Si la fondation des U3A fait l’objet de plusieurs controverses, la qualité de l’enseignement qui y est dispensé suscite également de nombreuses interrogations. Effectivement, la presque totalité des activités qui s’y déroulent prennent la forme de conférences, de causeries, de cours, choisis comme dans une cafétéria, au goût de la personne, sans contrainte de programme ni d’examens, les personnes inscrites ne postulant pour aucun titre ou diplôme universitaire. Il faut donc noter, toujours selon Levet-Gautrat et Buras-Tugendhaft (1980, p. 68), que ces activités éducatives n’ont aucun caractère contraignant, mais s’orientent plutôt vers le plaisir et l’agrément.

En somme, les U3A fonctionnent d’une manière tout à fait parallèle, voire même étrangère à ce qui se passe dans une institution universitaire (Ecochard, 1980, p. 52).
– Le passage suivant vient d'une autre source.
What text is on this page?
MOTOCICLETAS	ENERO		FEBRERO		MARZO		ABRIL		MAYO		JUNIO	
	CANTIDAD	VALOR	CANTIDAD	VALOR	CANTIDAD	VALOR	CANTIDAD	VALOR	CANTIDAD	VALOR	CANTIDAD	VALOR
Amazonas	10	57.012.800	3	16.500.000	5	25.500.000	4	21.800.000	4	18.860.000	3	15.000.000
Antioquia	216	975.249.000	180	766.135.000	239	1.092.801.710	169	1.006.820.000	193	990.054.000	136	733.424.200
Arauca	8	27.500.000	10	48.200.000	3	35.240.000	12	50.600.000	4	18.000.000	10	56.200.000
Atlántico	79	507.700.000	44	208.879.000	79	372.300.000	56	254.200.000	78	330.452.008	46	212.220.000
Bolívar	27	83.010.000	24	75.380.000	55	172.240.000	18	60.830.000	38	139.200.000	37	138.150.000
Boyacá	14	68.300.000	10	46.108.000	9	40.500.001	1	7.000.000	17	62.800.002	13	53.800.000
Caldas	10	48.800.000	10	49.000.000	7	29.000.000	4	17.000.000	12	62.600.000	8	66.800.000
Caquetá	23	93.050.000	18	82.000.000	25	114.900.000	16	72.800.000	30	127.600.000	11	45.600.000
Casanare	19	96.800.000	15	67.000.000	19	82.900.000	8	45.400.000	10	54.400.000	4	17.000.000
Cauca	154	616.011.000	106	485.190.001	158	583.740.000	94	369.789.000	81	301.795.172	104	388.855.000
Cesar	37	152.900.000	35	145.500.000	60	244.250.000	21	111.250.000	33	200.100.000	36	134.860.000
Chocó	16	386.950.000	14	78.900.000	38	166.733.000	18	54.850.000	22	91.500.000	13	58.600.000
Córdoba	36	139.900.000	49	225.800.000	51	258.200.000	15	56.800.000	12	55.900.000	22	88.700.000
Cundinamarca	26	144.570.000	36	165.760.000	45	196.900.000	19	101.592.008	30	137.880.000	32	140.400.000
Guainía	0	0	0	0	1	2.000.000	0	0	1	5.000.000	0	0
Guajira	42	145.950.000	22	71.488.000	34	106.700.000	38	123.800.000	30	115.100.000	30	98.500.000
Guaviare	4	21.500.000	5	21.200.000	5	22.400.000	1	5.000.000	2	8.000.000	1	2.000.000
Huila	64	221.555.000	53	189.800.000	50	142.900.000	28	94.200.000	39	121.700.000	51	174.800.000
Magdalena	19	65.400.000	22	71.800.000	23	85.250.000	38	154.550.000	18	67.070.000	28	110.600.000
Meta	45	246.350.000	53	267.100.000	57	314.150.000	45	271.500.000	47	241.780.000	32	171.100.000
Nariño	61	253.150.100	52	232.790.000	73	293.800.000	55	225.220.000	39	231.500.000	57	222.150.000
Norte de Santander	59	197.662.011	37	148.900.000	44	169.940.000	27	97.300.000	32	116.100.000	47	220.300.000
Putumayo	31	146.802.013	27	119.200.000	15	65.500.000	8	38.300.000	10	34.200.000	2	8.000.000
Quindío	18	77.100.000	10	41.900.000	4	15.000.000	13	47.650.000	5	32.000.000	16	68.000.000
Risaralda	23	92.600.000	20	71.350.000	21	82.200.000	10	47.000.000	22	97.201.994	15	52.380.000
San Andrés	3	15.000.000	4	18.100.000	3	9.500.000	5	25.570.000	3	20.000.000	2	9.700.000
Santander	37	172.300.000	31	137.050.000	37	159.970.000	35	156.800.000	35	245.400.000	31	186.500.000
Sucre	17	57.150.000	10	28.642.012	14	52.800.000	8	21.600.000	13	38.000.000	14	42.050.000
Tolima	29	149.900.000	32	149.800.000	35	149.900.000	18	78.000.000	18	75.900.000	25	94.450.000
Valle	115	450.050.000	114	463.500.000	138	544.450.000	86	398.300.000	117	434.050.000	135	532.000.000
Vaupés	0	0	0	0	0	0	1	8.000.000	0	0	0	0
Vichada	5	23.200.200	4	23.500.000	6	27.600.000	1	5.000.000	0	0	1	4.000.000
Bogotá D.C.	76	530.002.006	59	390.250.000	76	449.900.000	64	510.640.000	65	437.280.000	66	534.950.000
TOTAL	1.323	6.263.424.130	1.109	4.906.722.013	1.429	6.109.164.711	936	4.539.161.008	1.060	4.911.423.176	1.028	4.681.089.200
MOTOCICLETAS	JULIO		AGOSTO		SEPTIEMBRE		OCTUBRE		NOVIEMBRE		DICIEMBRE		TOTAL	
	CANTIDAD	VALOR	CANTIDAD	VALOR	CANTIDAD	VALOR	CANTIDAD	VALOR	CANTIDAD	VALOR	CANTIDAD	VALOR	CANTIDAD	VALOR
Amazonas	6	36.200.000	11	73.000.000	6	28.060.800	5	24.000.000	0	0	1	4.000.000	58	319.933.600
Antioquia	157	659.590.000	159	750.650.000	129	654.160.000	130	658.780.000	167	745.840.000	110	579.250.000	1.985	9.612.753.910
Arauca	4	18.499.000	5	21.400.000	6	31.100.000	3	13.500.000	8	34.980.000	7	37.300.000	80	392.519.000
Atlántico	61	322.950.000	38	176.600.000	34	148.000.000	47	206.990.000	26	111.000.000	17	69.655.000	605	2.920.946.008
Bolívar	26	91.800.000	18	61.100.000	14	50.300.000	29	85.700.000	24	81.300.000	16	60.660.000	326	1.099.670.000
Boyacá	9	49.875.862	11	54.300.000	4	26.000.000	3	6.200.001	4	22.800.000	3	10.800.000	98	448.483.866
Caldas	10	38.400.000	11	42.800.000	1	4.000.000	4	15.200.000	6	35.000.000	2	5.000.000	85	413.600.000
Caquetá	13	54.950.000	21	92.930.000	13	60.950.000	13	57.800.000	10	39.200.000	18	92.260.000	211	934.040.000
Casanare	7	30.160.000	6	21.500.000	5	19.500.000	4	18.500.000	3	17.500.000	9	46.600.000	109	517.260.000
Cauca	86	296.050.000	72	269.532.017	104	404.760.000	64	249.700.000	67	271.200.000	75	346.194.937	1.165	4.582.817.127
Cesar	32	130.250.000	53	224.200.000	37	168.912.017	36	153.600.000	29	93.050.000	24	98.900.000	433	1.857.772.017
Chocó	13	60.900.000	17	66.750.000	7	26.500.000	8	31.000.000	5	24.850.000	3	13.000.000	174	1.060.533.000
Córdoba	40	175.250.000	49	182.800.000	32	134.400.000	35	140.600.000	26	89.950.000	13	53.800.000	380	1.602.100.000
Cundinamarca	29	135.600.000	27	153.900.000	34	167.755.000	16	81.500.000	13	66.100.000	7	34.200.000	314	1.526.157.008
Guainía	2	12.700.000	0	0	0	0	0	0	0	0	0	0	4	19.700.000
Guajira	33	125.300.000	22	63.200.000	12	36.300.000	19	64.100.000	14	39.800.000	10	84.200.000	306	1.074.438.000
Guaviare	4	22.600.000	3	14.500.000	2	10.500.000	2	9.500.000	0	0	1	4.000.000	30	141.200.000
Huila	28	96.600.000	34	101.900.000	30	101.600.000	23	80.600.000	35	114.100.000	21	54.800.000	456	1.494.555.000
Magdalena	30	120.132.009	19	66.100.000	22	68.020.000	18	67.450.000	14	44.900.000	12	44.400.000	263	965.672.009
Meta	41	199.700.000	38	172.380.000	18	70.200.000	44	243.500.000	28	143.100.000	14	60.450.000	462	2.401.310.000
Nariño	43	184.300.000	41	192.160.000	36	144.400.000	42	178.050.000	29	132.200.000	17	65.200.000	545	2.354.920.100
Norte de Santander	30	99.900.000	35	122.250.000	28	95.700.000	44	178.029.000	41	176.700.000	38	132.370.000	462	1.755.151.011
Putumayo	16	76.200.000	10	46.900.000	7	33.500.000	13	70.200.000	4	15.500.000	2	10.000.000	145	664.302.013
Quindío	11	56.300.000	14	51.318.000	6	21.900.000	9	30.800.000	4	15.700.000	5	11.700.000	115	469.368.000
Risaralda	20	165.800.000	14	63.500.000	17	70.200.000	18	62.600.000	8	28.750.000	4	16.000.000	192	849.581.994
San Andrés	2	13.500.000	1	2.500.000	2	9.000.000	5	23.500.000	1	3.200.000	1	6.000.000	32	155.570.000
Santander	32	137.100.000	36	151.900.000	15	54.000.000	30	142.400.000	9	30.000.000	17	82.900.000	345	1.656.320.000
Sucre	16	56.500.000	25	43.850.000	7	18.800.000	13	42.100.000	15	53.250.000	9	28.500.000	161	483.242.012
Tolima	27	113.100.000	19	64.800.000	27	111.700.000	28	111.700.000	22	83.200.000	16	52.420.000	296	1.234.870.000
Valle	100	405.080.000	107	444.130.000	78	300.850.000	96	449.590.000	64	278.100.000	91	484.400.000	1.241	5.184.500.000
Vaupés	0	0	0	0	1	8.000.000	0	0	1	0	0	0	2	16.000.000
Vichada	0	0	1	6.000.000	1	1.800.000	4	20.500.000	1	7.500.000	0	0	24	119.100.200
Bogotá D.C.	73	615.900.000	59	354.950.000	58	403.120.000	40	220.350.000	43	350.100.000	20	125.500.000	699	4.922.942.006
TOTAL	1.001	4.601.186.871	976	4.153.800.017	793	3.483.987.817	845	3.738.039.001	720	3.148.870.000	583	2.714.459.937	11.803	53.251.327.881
Le vocable U3A ne correspond donc pas à la réalité de ces institutions qui apparaissent plutôt comme des super-clubs culturels (Ecochard, 1980, p. 52 ; Pennec, 1980, p. 90), des Jockey-clubs, où se confortent et se rencontrent les nantis de la culture (Barus-Michel et Wong, 1980, p. 154), […] comme dans n’importe quel « Club Méditerrannée » de rencontre assez informel (Vanbremeersch et Margarido, 1980, p. 127).

Quant aux appellations, elles-mêmes différentes, en plus de la dénomination classique d’université du 3e âge, nous trouvons l’éventail prometteur d’universités du temps libre, du temps disponible, du tiers temps, ouverte, pour tous, de tous âges, de l’âge d’or (Minvielle, 1980, p. 75). Enfin, certains organismes culturels ne revendiquent pas le label universitaire U3A, préférant montrer la vraie réalité de leur situation. C’est le cas, par exemple, de Connaissance 3 dans le canton de Vaud (Suisse) (Sigg, 1980, p. 85), du Club des retraités de la MGEN France (Levet-Gautrat et Buras-Tugendhaft, 1980, p. 66 ; Minvielle, 1980, p. 75), de l’Alliance culturelle de Montréal, de Catalist (Canadian Network for the Third Age Learning) et des Institutes for Learning in Retirements (ILRs), tel celui de l’Université McGill. Aux États-Unis, il existe environ 180 ILRs qui s’apparentent aux modèles français et anglais des universités du troisième âge (Manheimer et Snodgrass, 1993). Nous pourrions énumérer de nombreuses autres associations qui ont les mêmes caractéristiques d’action que les U3A, mais qui préfèrent une appellation moins pompeuse de leur institution (Swindell et Thompson, 1995).

Après cette analyse succincte, nous devons reconnaître, en toute honnêteté intellectuelle, que les institutions qui portent le nom U3A ne sauraient, de façon générale, être comparées à une université traditionnelle. Les U3A sont, dans les faits, des clubs sociaux, voués au développement intellectuel et culturel de leurs membres. Si ces institutions admettaient sans fausse pudeur cette réalité, elles éviteraient d’entretenir l’ambiguïté de cette appellation dans la population. Cela permettrait de développer un climat plus propice à une meilleure collaboration avec les universités traditionnelles.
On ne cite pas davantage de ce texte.